Organised retail crime rising

Organised crime is accounting for more and more retail shrinkage in Asia – and Japan now accounts for more than half the region’s shrinkage based on dollar value.

Those are two key findings from a new global shrinkage study released this week.

Japan’s retail shrinkage rate rose four per cent in the last year and it now ranks second in the world in total value of goods lost from stores.

To be fair, as a share of sales, Japan’s 1.04 per cent remains the third lowest in the world. But the value reached 774 billion yen, (US$9.96 billion), almost 53 per cent of the total regional sum lost to employee or customer theft, supplier or vendor fraud or administrative errors.

The data was contained in the fifth annual edition of the Global Retail Theft Barometer, a study conducted by the Centre for Retail Research and sponsored by an independent grant from Checkpoint Systems. It monitored the costs of shrinkage in the global retail industry between July 2010 and June 2011, and found that total global shrink cost the retailers US$123.58 billion in 2011 or 1.45 per cent of sales.

This global shrink rate is 6.6 per cent higher than the previous year, and represents the highest percentage recorded by the survey since it began in 2007. Customer theft, including shoplifting and organised retail crime (ORC), was the main cause of shrinkage in most countries, costing retailers US$53.4 billion in 2011 (43.2 per cent of total shrinkage) compared to 42.4 per cent in 2010.

“ORC became a growing problem internationally and the percentage of retailers globally suffering increased ORC losses was an average of 47.5 per cent. Dishonest employees were responsible for $US43.27 billion, or 35 per cent of shrink,” the study reported.

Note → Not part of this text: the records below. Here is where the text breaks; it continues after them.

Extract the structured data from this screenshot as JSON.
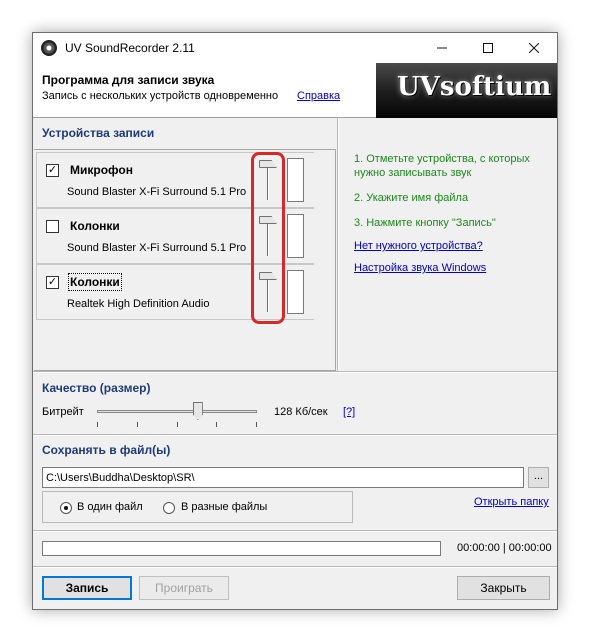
{
  "window": {
    "title": "UV SoundRecorder 2.11"
  },
  "header": {
    "title": "Программа для записи звука",
    "subtitle": "Запись с нескольких устройств одновременно",
    "help_link": "Справка",
    "logo_text": "UVsoftium"
  },
  "devices": {
    "section_title": "Устройства записи",
    "items": [
      {
        "name": "Микрофон",
        "description": "Sound Blaster X-Fi Surround 5.1 Pro",
        "checked": true,
        "check_mark": "✓",
        "volume_level": 1.0
      },
      {
        "name": "Колонки",
        "description": "Sound Blaster X-Fi Surround 5.1 Pro",
        "checked": false,
        "check_mark": "",
        "volume_level": 1.0
      },
      {
        "name": "Колонки",
        "description": "Realtek High Definition Audio",
        "checked": true,
        "check_mark": "✓",
        "volume_level": 1.0
      }
    ]
  },
  "instructions": {
    "step1_line1": "1. Отметьте устройства, с которых",
    "step1_line2": "нужно записывать звук",
    "step2": "2. Укажите имя файла",
    "step3": "3. Нажмите кнопку \"Запись\"",
    "link_no_device": "Нет нужного устройства?",
    "link_windows_sound": "Настройка звука Windows",
    "color": "#1c8a1c"
  },
  "quality": {
    "section_title": "Качество (размер)",
    "bitrate_label": "Битрейт",
    "bitrate_value": "128 Кб/сек",
    "bitrate_position": 0.63,
    "help": "[?]"
  },
  "save": {
    "section_title": "Сохранять в файл(ы)",
    "path": "C:\\Users\\Buddha\\Desktop\\SR\\",
    "browse_label": "...",
    "option_single": "В один файл",
    "option_multiple": "В разные файлы",
    "selected_option": "single",
    "open_folder": "Открыть папку"
  },
  "status": {
    "progress": 0,
    "time": "00:00:00 | 00:00:00"
  },
  "buttons": {
    "record": "Запись",
    "play": "Проиграть",
    "close": "Закрыть"
  }
}
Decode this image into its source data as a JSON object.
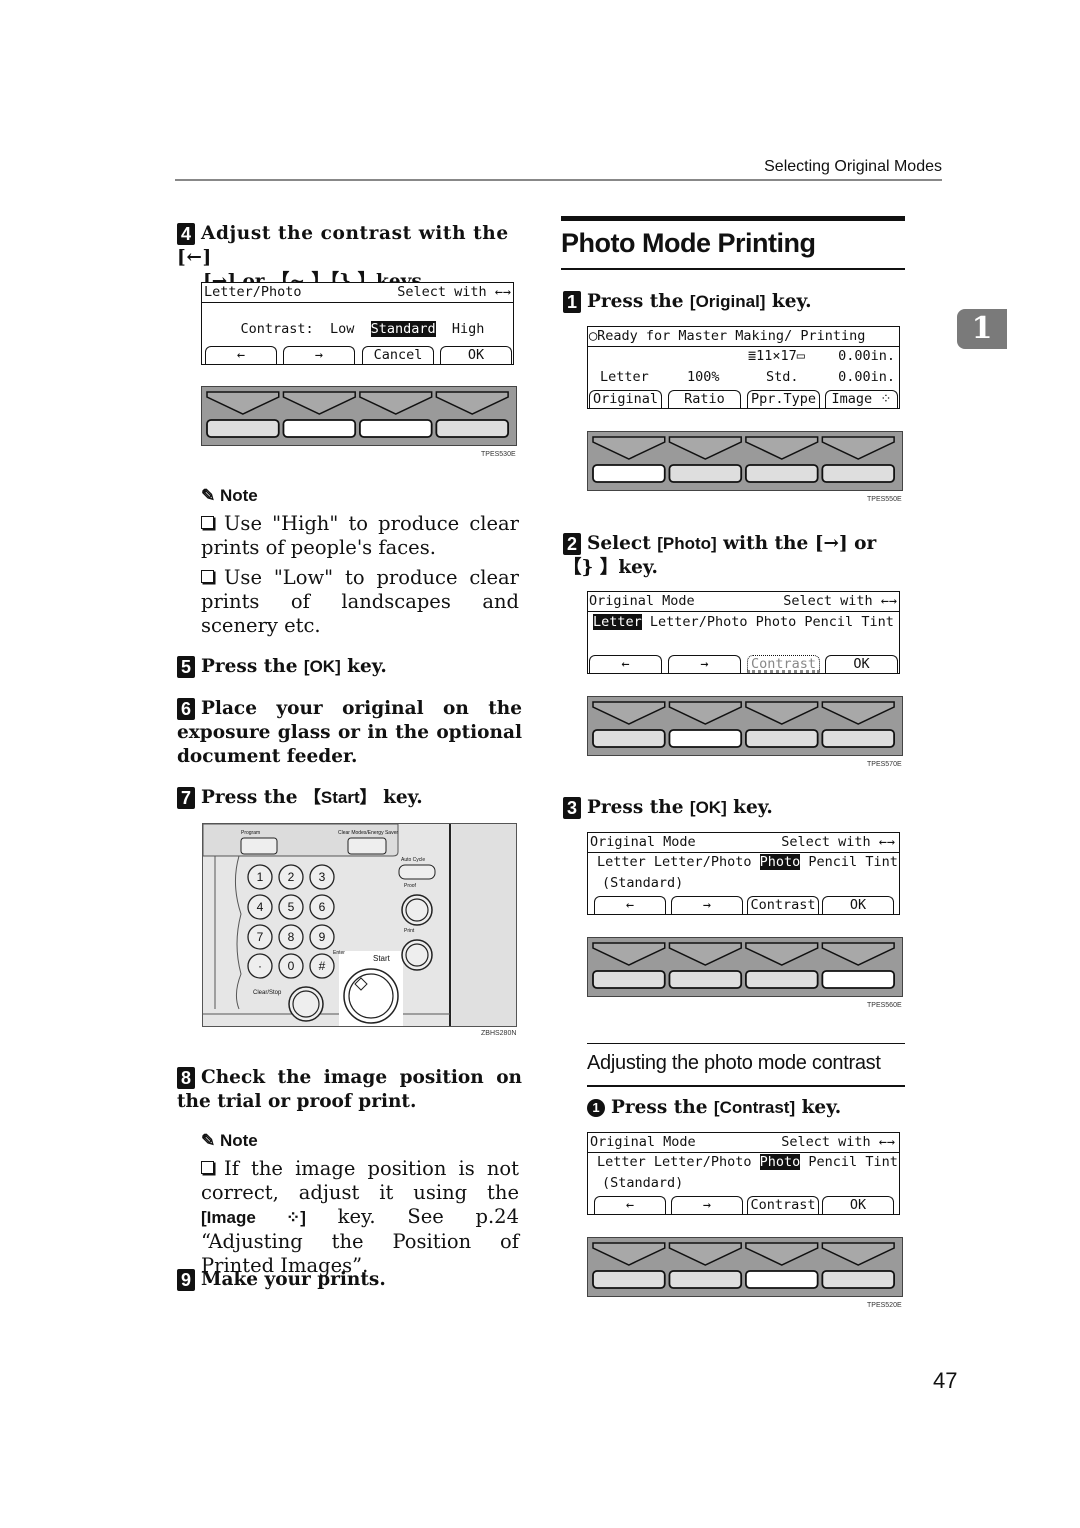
{
  "header": {
    "running_head": "Selecting Original Modes",
    "chapter_tab": "1"
  },
  "page_number": "47",
  "left_column": {
    "step4": {
      "num": "4",
      "text_a": "Adjust the contrast with the [←]",
      "text_b": "[→] or 【~ 】【} 】keys."
    },
    "lcd_contrast": {
      "title": "Letter/Photo",
      "hint": "Select with ←→",
      "label": "Contrast:",
      "options": [
        "Low",
        "Standard",
        "High"
      ],
      "selected": "Standard",
      "buttons": [
        "←",
        "→",
        "Cancel",
        "OK"
      ]
    },
    "keys_fig1": {
      "id": "TPES530E",
      "highlighted": [
        1,
        2
      ]
    },
    "note1": {
      "heading": "Note",
      "items": [
        "Use \"High\" to produce clear prints of people's faces.",
        "Use \"Low\" to produce clear prints of landscapes and scenery etc."
      ]
    },
    "step5": {
      "num": "5",
      "text": "Press the ",
      "key": "[OK]",
      "tail": " key."
    },
    "step6": {
      "num": "6",
      "text": "Place your original on the exposure glass or in the optional document feeder."
    },
    "step7": {
      "num": "7",
      "text": "Press the ",
      "key": "【Start】",
      "tail": " key."
    },
    "control_panel": {
      "id": "ZBHS280N",
      "labels": {
        "program": "Program",
        "clear_modes": "Clear Modes/Energy Saver",
        "auto_cycle": "Auto Cycle",
        "proof": "Proof",
        "print": "Print",
        "enter": "Enter",
        "start": "Start",
        "clear_stop": "Clear/Stop"
      },
      "keypad": [
        "1",
        "2",
        "3",
        "4",
        "5",
        "6",
        "7",
        "8",
        "9",
        "·",
        "0",
        "#"
      ]
    },
    "step8": {
      "num": "8",
      "text": "Check the image position on the trial or proof print."
    },
    "note2": {
      "heading": "Note",
      "item_a": "If the image position is not correct, adjust it using the ",
      "item_key": "[Image ⁘]",
      "item_b": " key. See p.24 “Adjusting the Position of Printed Images”."
    },
    "step9": {
      "num": "9",
      "text": "Make your prints."
    }
  },
  "right_column": {
    "title": "Photo Mode Printing",
    "step1": {
      "num": "1",
      "text": "Press the ",
      "key": "[Original]",
      "tail": " key."
    },
    "lcd_ready": {
      "status": "◯Ready for Master Making/ Printing",
      "paper": "≣11×17▭",
      "offset1": "0.00in.",
      "original": "Letter",
      "ratio": "100%",
      "paper_type": "Std.",
      "offset2": "0.00in.",
      "buttons": [
        "Original",
        "Ratio",
        "Ppr.Type",
        "Image ⁘"
      ]
    },
    "keys_fig2": {
      "id": "TPES550E",
      "highlighted": [
        0
      ]
    },
    "step2": {
      "num": "2",
      "text": "Select ",
      "key": "[Photo]",
      "tail": " with the [→] or 【} 】key."
    },
    "lcd_mode1": {
      "title": "Original Mode",
      "hint": "Select with ←→",
      "modes": [
        "Letter",
        "Letter/Photo",
        "Photo",
        "Pencil",
        "Tint"
      ],
      "selected": "Letter",
      "buttons": [
        "←",
        "→",
        "Contrast",
        "OK"
      ],
      "disabled_button": "Contrast"
    },
    "keys_fig3": {
      "id": "TPES570E",
      "highlighted": [
        1
      ]
    },
    "step3": {
      "num": "3",
      "text": "Press the ",
      "key": "[OK]",
      "tail": " key."
    },
    "lcd_mode2": {
      "title": "Original Mode",
      "hint": "Select with ←→",
      "modes": [
        "Letter",
        "Letter/Photo",
        "Photo",
        "Pencil",
        "Tint"
      ],
      "selected": "Photo",
      "sub": "(Standard)",
      "buttons": [
        "←",
        "→",
        "Contrast",
        "OK"
      ]
    },
    "keys_fig4": {
      "id": "TPES560E",
      "highlighted": [
        3
      ]
    },
    "subsection": "Adjusting the photo mode contrast",
    "substep1": {
      "num": "1",
      "text": "Press the ",
      "key": "[Contrast]",
      "tail": " key."
    },
    "lcd_mode3": {
      "title": "Original Mode",
      "hint": "Select with ←→",
      "modes": [
        "Letter",
        "Letter/Photo",
        "Photo",
        "Pencil",
        "Tint"
      ],
      "selected": "Photo",
      "sub": "(Standard)",
      "buttons": [
        "←",
        "→",
        "Contrast",
        "OK"
      ]
    },
    "keys_fig5": {
      "id": "TPES520E",
      "highlighted": [
        2
      ]
    }
  }
}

In Asia-Pacific, a majority of retailers perceive dishonest customers as the single most important source of loss, responsible for $10.07 billion of losses, or 53.3 per cent. However, the average amount admitted stolen by employees was more than four times the average stolen by shoplifters.

In Asia-Pacific, the highest average rates (as percentage of sales) of shrinkage were found among:

  • Cosmetics/perfumes/health & beauty/pharmacy (1.75 per cent).
  • Apparel/clothing and fashion/accessories (1.74 per cent).
  • Video/music/gaming (1.64 per cent).

Small but expensive “mobile” items tend to have the highest risk for theft. The most-stolen items were from the cosmetics category, including:

  • Shaving products (2.6 per cent).
  • Perfumes/fragrances (2.6 per cent).
  • Lipsticks/glosses (2.5 per cent).

High quality seafood/fish (2.21 per cent), alcohol/liquor (1.84 per cent) and fresh meat (1.83 per cent) made up the top three most-stolen grocery ‘high-risk’ product lines.